Status:	CLOSED WONTFIX

Alias:	None

Product:	XPath / XQuery / XSLT
Classification:	Unclassified
Component:	Functions and Operators 1.0 (show other bugs)
Version:	Last Call drafts
Hardware:	PC Windows 2000

Importance:	P2 enhancement
Target Milestone:	---
Assignee:	Ashok Malhotra
QA Contact:	Mailing list for public feedback on specs from XSL and XML Query WGs

URL:
Whiteboard:
Keywords:

Depends on:
Blocks:

Reported:	2005-05-12 17:47 UTC by Mukul Gandhi
Modified:	2005-09-29 11:02 UTC (History)
CC List:	0 users

See Also:

Attachments

Description Mukul Gandhi 2005-05-12 17:47:23 UTC

I was reading the latest working draft of "XQuery 1.0 and XPath 2.0 Functions 
and Operators" at http://www.w3.org/TR/xpath-functions/ ..

I felt a need for improvement of fn:tokenize function (described in section 
7.6.4) .

Just now tokenize function breaks the input string into a sequence of strings ..

I'll illustrate the problem I am facing with an example (this is tested with 
Saxon 8.4)..

I want to tokenize a string by "any capital letter". So A,B,C .... Z will be 
possible delimeters. I can solve this problem as below with the tokenize 
function (using a regular expression) ..

<?xml version="1.0" encoding="UTF-8"?>
<xsl:stylesheet version="1.0" xmlns:xsl="http://www.w3.org/1999/XSL/Transform">

<xsl:output method="text" />

<xsl:variable name="tempstr" select="'HelloThere'" />  
  
<xsl:template match="/">
  <xsl:for-each select="tokenize($tempstr, '[A-Z]')">
    <xsl:value-of select="." /><xsl:text> </xsl:text>
  </xsl:for-each>
</xsl:template>
  
</xsl:stylesheet>

This gives output ello here

Its fine.. But I have no access to the current delimeter (it is variable for 
each iteration) ..

I propose a function like "fn:delim() as xs:string" which will return the 
delimeter in context .. (it will be conceptually similar to position() function)

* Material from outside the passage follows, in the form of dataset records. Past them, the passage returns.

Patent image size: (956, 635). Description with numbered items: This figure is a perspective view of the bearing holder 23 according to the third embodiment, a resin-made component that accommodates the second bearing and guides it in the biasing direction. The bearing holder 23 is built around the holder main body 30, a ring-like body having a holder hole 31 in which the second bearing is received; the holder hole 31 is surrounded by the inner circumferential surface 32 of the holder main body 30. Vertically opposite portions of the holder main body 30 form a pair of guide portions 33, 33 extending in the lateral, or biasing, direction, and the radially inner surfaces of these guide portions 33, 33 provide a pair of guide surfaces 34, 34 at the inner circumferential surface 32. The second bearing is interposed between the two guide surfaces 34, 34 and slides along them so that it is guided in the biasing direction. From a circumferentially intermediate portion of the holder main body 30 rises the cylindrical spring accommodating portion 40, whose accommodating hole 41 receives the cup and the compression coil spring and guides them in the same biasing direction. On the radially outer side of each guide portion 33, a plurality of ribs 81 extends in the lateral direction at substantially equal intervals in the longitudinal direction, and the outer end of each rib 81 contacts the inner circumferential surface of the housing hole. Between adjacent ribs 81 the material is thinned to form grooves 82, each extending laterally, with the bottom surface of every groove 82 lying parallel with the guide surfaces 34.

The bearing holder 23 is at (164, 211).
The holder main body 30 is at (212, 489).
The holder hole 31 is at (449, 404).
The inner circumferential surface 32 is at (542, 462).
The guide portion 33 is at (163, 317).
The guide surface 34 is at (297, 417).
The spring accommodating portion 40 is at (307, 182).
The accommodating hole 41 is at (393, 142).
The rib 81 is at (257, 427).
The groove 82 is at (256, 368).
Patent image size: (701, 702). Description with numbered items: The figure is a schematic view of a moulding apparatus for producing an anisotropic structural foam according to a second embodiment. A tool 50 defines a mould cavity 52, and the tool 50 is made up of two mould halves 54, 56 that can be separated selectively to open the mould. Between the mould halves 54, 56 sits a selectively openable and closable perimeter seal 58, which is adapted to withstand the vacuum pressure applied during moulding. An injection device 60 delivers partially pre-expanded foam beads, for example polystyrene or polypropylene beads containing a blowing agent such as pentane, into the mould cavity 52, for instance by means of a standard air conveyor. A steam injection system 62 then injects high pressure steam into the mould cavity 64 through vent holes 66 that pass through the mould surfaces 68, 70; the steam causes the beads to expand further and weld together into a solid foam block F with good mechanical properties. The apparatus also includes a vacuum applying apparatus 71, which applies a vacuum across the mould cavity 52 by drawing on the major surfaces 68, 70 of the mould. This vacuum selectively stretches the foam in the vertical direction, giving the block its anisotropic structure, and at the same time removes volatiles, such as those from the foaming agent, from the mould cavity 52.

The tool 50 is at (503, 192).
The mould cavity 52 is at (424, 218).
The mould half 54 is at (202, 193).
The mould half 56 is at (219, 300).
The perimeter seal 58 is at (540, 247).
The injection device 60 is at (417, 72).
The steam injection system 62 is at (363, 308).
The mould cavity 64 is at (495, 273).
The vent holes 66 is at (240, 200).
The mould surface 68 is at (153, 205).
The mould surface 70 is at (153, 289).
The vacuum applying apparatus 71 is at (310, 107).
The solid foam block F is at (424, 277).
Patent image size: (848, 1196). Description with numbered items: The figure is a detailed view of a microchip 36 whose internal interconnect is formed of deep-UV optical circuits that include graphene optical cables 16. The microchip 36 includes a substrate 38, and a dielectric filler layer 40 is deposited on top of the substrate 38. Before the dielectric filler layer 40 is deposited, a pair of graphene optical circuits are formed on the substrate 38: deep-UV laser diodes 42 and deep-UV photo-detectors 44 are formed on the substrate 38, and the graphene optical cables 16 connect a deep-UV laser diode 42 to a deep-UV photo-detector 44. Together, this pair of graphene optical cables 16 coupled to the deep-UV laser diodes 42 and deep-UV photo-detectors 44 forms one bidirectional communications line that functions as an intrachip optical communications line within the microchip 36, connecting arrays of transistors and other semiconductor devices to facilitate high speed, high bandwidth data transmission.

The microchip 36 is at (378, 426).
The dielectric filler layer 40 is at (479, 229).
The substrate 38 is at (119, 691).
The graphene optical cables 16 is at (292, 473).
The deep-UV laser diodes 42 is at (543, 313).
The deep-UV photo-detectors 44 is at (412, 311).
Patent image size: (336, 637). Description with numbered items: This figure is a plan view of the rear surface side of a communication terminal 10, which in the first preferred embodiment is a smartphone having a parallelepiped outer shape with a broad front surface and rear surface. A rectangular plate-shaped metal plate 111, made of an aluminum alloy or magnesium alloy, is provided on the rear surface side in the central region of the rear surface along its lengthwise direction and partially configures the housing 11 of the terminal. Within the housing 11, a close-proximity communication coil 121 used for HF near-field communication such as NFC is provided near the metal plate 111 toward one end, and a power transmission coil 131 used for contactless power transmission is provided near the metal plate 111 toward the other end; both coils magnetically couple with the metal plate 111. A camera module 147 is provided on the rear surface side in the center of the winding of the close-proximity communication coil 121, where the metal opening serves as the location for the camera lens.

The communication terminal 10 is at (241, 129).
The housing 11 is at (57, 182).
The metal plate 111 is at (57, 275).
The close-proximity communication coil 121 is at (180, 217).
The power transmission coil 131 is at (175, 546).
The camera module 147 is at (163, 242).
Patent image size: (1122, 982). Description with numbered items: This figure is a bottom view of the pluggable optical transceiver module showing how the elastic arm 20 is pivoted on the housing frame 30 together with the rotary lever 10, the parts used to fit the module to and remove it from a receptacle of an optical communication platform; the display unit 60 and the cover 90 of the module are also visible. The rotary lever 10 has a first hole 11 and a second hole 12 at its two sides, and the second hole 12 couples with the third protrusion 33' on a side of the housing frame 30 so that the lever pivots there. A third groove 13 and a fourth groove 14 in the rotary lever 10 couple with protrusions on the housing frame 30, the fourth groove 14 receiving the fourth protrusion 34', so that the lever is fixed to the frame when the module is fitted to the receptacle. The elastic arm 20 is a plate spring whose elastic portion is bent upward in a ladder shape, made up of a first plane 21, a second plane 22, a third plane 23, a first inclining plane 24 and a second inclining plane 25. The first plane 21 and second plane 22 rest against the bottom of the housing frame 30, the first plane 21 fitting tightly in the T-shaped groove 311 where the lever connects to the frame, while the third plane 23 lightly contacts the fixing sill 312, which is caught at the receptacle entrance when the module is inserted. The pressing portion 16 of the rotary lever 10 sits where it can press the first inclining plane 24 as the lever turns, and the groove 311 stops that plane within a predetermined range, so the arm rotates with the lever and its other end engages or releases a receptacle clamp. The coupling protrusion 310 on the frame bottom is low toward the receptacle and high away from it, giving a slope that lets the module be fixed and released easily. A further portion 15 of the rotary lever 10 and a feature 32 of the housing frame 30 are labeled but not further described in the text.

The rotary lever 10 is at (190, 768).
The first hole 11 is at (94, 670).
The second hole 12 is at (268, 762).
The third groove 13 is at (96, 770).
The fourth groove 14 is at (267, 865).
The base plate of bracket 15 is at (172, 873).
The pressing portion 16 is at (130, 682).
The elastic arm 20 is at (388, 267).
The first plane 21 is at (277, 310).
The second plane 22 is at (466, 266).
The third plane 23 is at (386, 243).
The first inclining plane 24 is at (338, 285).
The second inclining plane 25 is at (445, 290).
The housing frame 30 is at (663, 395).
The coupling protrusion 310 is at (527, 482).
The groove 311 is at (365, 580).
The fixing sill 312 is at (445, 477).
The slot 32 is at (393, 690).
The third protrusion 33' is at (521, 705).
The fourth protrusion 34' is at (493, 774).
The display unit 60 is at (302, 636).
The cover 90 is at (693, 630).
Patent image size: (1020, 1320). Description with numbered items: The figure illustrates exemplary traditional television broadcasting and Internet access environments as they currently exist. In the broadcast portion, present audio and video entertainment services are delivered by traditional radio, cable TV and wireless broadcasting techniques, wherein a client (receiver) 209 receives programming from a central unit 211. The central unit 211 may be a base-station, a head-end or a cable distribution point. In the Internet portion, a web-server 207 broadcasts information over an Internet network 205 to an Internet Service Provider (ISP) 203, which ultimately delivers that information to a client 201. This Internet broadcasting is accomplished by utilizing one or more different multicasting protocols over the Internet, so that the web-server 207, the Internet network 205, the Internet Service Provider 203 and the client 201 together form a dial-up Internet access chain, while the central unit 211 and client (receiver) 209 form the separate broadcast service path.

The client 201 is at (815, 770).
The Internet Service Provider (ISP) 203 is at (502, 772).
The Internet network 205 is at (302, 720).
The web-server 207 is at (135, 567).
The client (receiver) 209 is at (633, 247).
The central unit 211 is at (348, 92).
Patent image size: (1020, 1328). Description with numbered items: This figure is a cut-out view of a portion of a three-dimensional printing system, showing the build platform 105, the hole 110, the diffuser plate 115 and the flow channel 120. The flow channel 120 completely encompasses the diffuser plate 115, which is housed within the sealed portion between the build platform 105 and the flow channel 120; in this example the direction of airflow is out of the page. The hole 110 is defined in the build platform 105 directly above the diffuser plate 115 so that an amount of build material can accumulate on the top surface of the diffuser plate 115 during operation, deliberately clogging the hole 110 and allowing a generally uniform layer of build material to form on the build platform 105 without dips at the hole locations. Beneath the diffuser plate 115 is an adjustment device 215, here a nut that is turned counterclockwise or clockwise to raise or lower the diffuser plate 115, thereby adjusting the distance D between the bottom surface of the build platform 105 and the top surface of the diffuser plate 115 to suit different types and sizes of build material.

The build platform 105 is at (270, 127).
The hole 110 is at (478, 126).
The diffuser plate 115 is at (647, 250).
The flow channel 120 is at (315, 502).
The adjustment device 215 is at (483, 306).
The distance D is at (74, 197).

For example, I would be able to modify the above example to like ..
<xsl:for-each select="tokenize($tempstr, '[A-Z]')">
  <xsl:value-of select="delim()" /><xsl:value-of select="." /><xsl:text> 
</xsl:text>
</xsl:for-each>

This will return output Hello There

I guess it will be useful..

Regards,
Mukul

Comment 1 Michael Kay 2005-05-12 19:49:45 UTC

Thanks for the comment, Mukul. We did try to design a function that provided
this capability but found that it was too difficult to do as a pure function
because of the complexity of the result. Providing access to a secondary result
using an ancillary function delim() might seem natural in an XSLT context, but
it doesn't fit the stricter functional style of XPath and XQuery. XQuery avoids
such context-dependent functions because they make the job of the optimizer much
harder.

So instead we provided this functionality in XSLT through the xsl:analyze-string
instruction, which has two sub-instructions, matching-substring and
non-matching-substring. This is similar to tokenize() except that both the
tokens and the separators are returned (and you can also get access to the
matched subgroups within the matched pattern using the ancillary regex-group()
function).

You might also be interested that in Saxon I have provided the functionality of
xsl:analyze-string as an extension function saxon:analyze-string so that it is
available to XQuery users. This exploits Saxon's support for higher-order
functions: once XQuery supports higher-order functions in some future release it
will be much easier to design functions that do this kind of job.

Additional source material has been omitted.